Last year, migrant workers sent $540 billion to low- and middle-income countries, not much less than in 2019, the year before the pandemic broke out. According to Knomad, the World Bank’s knowledge platform on migration and development, the figure shows that remittances provide a stable social safety net for families in the most vulnerable countries.
Most of the money went to India, China, Mexico, the Philippines, and Egypt. But compared to the size of the economy, El Salvador is among the top five globally, with money sent home amounting to at least 24 percent of GDP, which last year amounted to nearly $25 billion.
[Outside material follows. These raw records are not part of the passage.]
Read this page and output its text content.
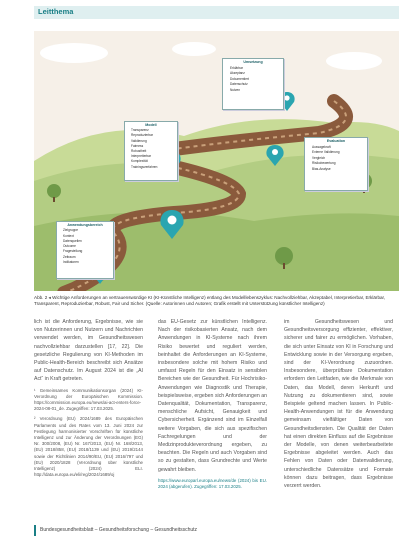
Leitthema
Umsetzung
Erklärbar
Akzeptanz
Dokumentiert
Datenschutz
Nutzen
Modell
Transparenz
Reproduzierbar
Validierung
Fairness
Robustheit
Interpretierbar
Komplexität
Trainingsverfahren
Evaluation
Aussagekraft
Externe Validierung
Vergleich
Risikobewertung
Bias-Analyse
Anwendungsbereich
Zielgruppe
Kontext
Datenquellen
Outcome
Fragestellung
Zeitraum
Indikatoren
Abb. 2 ◂ Wichtige Anforderungen an vertrauenswürdige KI (KI-Künstliche Intelligenz) entlang des Modelllebenszyklus: Nachvollziehbar, Akzeptabel, Interpretierbar, Erklärbar, Transparent, Reproduzierbar, Robust, Fair und Sicher. (Quelle: Autorinnen und Autoren; Grafik erstellt mit Unterstützung künstlicher Intelligenz)

lich ist die Anforderung, Ergebnisse, wie sie von Nutzerinnen und Nutzern und Nachrichten verwendet werden, im Gesundheitswesen nachvollziehbar darzustellen [17, 22]. Die gesetzliche Regulierung von KI-Methoden im Public-Health-Bereich beschreibt sich Ansätze auf Datenschutz. Im August 2024 ist die „AI Act“ in Kraft getreten.

¹ Gemeinsames Kommunikationsorgan (2024) KI-Verordnung der Europäischen Kommission. https://commission.europa.eu/news/ai-act-enters-force-2024-08-01_de. Zugegriffen: 17.03.2025.

² Verordnung (EU) 2024/1689 des Europäischen Parlaments und des Rates vom 13. Juni 2024 zur Festlegung harmonisierter Vorschriften für künstliche Intelligenz und zur Änderung der Verordnungen (EG) Nr. 300/2008, (EU) Nr. 167/2013, (EU) Nr. 168/2013, (EU) 2018/858, (EU) 2018/1139 und (EU) 2019/2144 sowie der Richtlinien 2014/90/EU, (EU) 2016/797 und (EU) 2020/1828 (Verordnung über künstliche Intelligenz) (2024) ELI. http://data.europa.eu/eli/reg/2024/1689/oj

das EU-Gesetz zur künstlichen Intelligenz. Nach der risikobasierten Ansatz, nach dem Anwendungen in KI-Systeme nach ihrem Risiko bewertet und reguliert werden, beinhaltet die Anforderungen an KI-Systeme, insbesondere solche mit hohem Risiko und umfasst Regeln für den Einsatz in sensiblen Bereichen wie der Gesundheit. Für Hochrisiko-Anwendungen wie Diagnostik und Therapie, beispielsweise, ergeben sich Anforderungen an Datenqualität, Dokumentation, Transparenz, menschliche Aufsicht, Genauigkeit und Cybersicherheit. Ergänzend sind im Einzelfall weitere Vorgaben, die sich aus spezifischen Fachregelungen und der Medizinprodukteverordnung ergeben, zu beachten. Die Regeln und auch Vorgaben sind so zu gestalten, dass Grundrechte und Werte gewahrt bleiben.

https://www.europarl.europa.eu/news/de (2024) bis EU. 2024 (abgerufen). Zugegriffen: 17.03.2025.

im Gesundheitswesen und Gesundheitsversorgung effizienter, effektiver, sicherer und fairer zu ermöglichen. Vorhaben, die sich unter Einsatz von KI in Forschung und Entwicklung sowie in der Versorgung ergeben, sind der KI-Verordnung zuzuordnen. Insbesondere, überprüfbare Dokumentation erfordern den Leitfaden, wie die Merkmale von Daten, das Modell, deren Herkunft und Nutzung zu dokumentieren sind, sowie Beispiele geltend machen lassen. In Public-Health-Anwendungen ist für die Anwendung gemeinsam vielfältiger Daten von Gesundheitsdiensten. Die Qualität der Daten hat einen direkten Einfluss auf die Ergebnisse der Modelle, von denen weiterbearbeitete Ergebnisse abgeleitet werden. Auch das Fehlen von Daten oder Datenvalidierung, unterschiedliche Datensätze und Formate können dazu beitragen, dass Ergebnisse verzerrt werden.

Bundesgesundheitsblatt – Gesundheitsforschung – Gesundheitsschutz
The researchers say that transferring money to El Salvador is now relatively cheap. On average, there are 2.85% additional transaction costs per payment. This places the country roughly at the bottom of the outlook held by the World Bank. For Mexico, for example, these costs are 4.20 percent, and those sending money to African countries in Botswana and Angola pay more than 20 percent of transaction costs.
One problem is that 70 percent of people in El Salvador do not have a bank account. To exchange the received bitcoin for dollars, they must therefore go to a special ATM. There are only three such vending machines in the country. The bitcoin company that installs the hardware charges a fee of 5 percent per transaction. Added to this are additional network costs and travel costs. You also need a connected mobile phone to complete the payment.
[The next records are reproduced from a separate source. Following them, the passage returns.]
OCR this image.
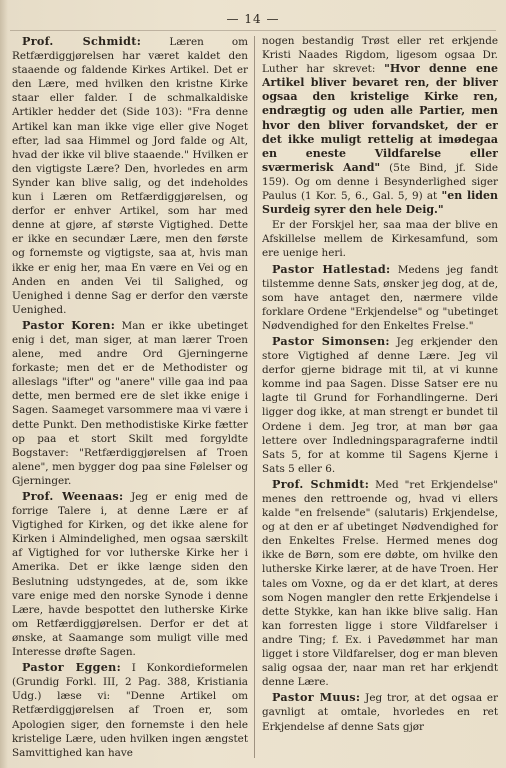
— 14 —

Prof. Schmidt:	Læren om Retfærdiggjørelsen har været kaldet den staaende og faldende Kirkes Artikel. Det er den Lære, med hvilken den kristne Kirke staar eller falder. I de schmalkaldiske Artikler hedder det (Side 103): "Fra denne Artikel kan man ikke vige eller give Noget efter, lad saa Himmel og Jord falde og Alt, hvad der ikke vil blive staaende." Hvilken er den vigtigste Lære? Den, hvorledes en arm Synder kan blive salig, og det indeholdes kun i Læren om Retfærdiggjørelsen, og derfor er enhver Artikel, som har med denne at gjøre, af største Vigtighed. Dette er ikke en secundær Lære, men den første og fornemste og vigtigste, saa at, hvis man ikke er enig her, maa En være en Vei og en Anden en anden Vei til Salighed, og Uenighed i denne Sag er derfor den værste Uenighed.

Pastor Koren: Man er ikke ubetinget enig i det, man siger, at man lærer Troen alene, med andre Ord Gjerningerne forkaste; men det er de Methodister og alleslags "ifter" og "anere" ville gaa ind paa dette, men bermed ere de slet ikke enige i Sagen. Saameget varsommere maa vi være i dette Punkt. Den methodistiske Kirke fætter op paa et stort Skilt med forgyldte Bogstaver: "Retfærdiggjørelsen af Troen alene", men bygger dog paa sine Følelser og Gjerninger.

Prof. Weenaas: Jeg er enig med de forrige Talere i, at denne Lære er af Vigtighed for Kirken, og det ikke alene for Kirken i Almindelighed, men ogsaa særskilt af Vigtighed for vor lutherske Kirke her i Amerika. Det er ikke længe siden den Beslutning udstyngedes, at de, som ikke vare enige med den norske Synode i denne Lære, havde bespottet den lutherske Kirke om Retfærdiggjørelsen. Derfor er det at ønske, at Saamange som muligt ville med Interesse drøfte Sagen.

Pastor Eggen: I Konkordieformelen (Grundig Forkl. III, 2 Pag. 388, Kristiania Udg.) læse vi: "Denne Artikel om Retfærdiggjørelsen af Troen er, som Apologien siger, den fornemste i den hele kristelige Lære, uden hvilken ingen ængstet Samvittighed kan have

nogen bestandig Trøst eller ret erkjende Kristi Naades Rigdom, ligesom ogsaa Dr. Luther har skrevet: "Hvor denne ene Artikel bliver bevaret ren, der bliver ogsaa den kristelige Kirke ren, endrægtig og uden alle Partier, men hvor den bliver forvandsket, der er det ikke muligt rettelig at imødegaa en eneste Vildfarelse eller sværmerisk Aand" (5te Bind, jf. Side 159). Og om denne i Besynderlighed siger Paulus (1 Kor. 5, 6., Gal. 5, 9) at "en liden Surdeig syrer den hele Deig."

Er der Forskjel her, saa maa der blive en Afskillelse mellem de Kirkesamfund, som ere uenige heri.

Pastor Hatlestad: Medens jeg fandt tilstemme denne Sats, ønsker jeg dog, at de, som have antaget den, nærmere vilde forklare Ordene "Erkjendelse" og "ubetinget Nødvendighed for den Enkeltes Frelse."

Pastor Simonsen: Jeg erkjender den store Vigtighed af denne Lære. Jeg vil derfor gjerne bidrage mit til, at vi kunne komme ind paa Sagen. Disse Satser ere nu lagte til Grund for Forhandlingerne. Deri ligger dog ikke, at man strengt er bundet til Ordene i dem. Jeg tror, at man bør gaa lettere over Indledningsparagraferne indtil Sats 5, for at komme til Sagens Kjerne i Sats 5 eller 6.

Prof. Schmidt: Med "ret Erkjendelse" menes den rettroende og, hvad vi ellers kalde "en frelsende" (salutaris) Erkjendelse, og at den er af ubetinget Nødvendighed for den Enkeltes Frelse. Hermed menes dog ikke de Børn, som ere døbte, om hvilke den lutherske Kirke lærer, at de have Troen. Her tales om Voxne, og da er det klart, at deres som Nogen mangler den rette Erkjendelse i dette Stykke, kan han ikke blive salig. Han kan forresten ligge i store Vildfarelser i andre Ting; f. Ex. i Pavedømmet har man ligget i store Vildfarelser, dog er man bleven salig ogsaa der, naar man ret har erkjendt denne Lære.

Pastor Muus: Jeg tror, at det ogsaa er gavnligt at omtale, hvorledes en ret Erkjendelse af denne Sats gjør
The researchers expect the deal to cost at least twice that. They call the president’s sweet words “Bitcoin fanatics” “disinformation.”
Government Digital Coins
El Salvador’s Bitcoin law, passed in June, obligates companies to accept this cryptocurrency as a form of payment. In addition, it can be used for taxes and bank loans – although the value of the currency fluctuates significantly.
El Salvador people don’t have much of it yet. According to a survey conducted by the University of Central America in the capital, 68 percent of respondents are against the introduction of bitcoin as legal tender. Nine out of ten people don’t really know what Bitcoin is.
In her speech, IMF Managing Director Georgieva did not specifically mention bitcoin. A fund dealing with financial stability would prefer to see central banks and governments develop their own digital currency. Georgieva says this payment system must be reliable and put consumer interests first. “Then vulnerable people who send small sums home can benefit the most.”